Я бойкотирую продукцию компаний, принадлежащих нефтегазовым миллиардерам братьям Кох, которые успешно лоббируют свои интересы во многих выборных законодательных собраниях в США. Они вкладывают огромные суммы, продвигая целыми списками нужные им законы. Все это делается тайно, но сами братья — публичные фигуры: они дают деньги больницам и общественному телевидению, создают себе имидж филантропов, но одновременно поддерживают самых отвратительных кандидатов на выборах, проводят кампании против профсоюзов и трудовых прав, ратуют за снижение зарплат и отмену налогов. Многие люди бойкотируют принадлежащие Кохам компании, а это широкий выбор товаров, в основном бумажных. Другой бойкот организован против химической компании «Монсанто». Такие кампании бойкота — распространенное явление в США.
— Они продуктивны?
— Это зависит от многих факторов. Бойкот продукции братьев Кох, всех этих полотенец, платков и бумаги для принтера, не имеет никакого экономического эффекта. Но для левых это один из способов самоорганизации. Люди очень злятся, когда читают о «Монсанто» и генно-модифицированных организмах, о том, как определить, в каких продуктах питания они содержатся. Когда люди приходят к решению о бойкоте, они также начинают обращаться к другим формам активизма: пишут избранным представителям и президенту, устраивают марши и сидячие демонстрации, даже приковывают себя к воротам различных зданий. Бойкот — это индивидуальный акт, иногда он срабатывает, если компании, против которых он направлен, хоть немного страдают, если это влияет на их прибыль. Обычно компании поддерживают две составляющие своей рыночной позиции: продают товар и защищают бренд. А вот братьям Кох все равно — «Кох Индастриз» не является публичной акционерной компанией, цена акций их не волнует. Они миллиардеры, и, как и в случае российских олигархов, их успех зависит в основном от нефти и газа.
Это было что-то невообразимое: никто не ожидал, что кураторская часть музейного коллектива организует профсоюз.

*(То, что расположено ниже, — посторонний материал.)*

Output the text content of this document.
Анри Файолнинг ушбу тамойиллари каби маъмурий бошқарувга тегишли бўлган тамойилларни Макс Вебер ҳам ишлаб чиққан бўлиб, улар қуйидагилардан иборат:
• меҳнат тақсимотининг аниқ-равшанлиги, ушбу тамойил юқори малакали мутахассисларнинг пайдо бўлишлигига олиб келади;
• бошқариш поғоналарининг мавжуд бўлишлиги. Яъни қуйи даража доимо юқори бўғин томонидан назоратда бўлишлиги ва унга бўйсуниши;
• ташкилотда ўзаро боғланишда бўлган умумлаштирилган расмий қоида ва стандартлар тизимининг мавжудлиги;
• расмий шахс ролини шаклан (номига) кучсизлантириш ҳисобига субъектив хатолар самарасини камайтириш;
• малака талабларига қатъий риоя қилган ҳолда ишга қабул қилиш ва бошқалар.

Однако ритейлерам, которые продают их продукцию, иногда сильно достается от разозлившихся людей. Большое число товаров для дома и канцелярской продукции, произведенной братьями Кох, продается в «Уолмарте», который сам по себе известен отвратительными условиями труда. Только что я смотрела видео на YouTube про акции внутри «Уолмарта», этого крупнейшего в мире ритейлера. Они платят работникам нищенские зарплаты, поэтому работники организовались, чтобы добиваться лучшей оплаты труда. Значительное число активистов было уволено. Иногда они приходят в «Уолмарт» и начинают танцевать особый тип танца — степ-дэнс, что-то типа движения на месте. Они добиваются восстановления на прежних рабочих местах с адекватной заработной платой. Многие люди не приезжают за покупками в «Уолмарт», а еще больше людей поддерживает кампании протестующих работников, даже если и продолжает покупать там товары.
Левые устраивают очень много различных общественных кампаний. Правые иногда тоже пытаются устраивать бойкоты, но, как кажется, у них это не выходит. Однако у них другие планы: они настроены на то, чтобы избирались крайне правые кандидаты в различные учреждения в штатах, тратят на это большие суммы и используют популистские лозунги — эта стратегия, увы, очень эффективна. Левые не предлагают упрощенный популизм и поэтому не понимают, как сагитировать большое число избирателей, исключая, конечно, выборы президента.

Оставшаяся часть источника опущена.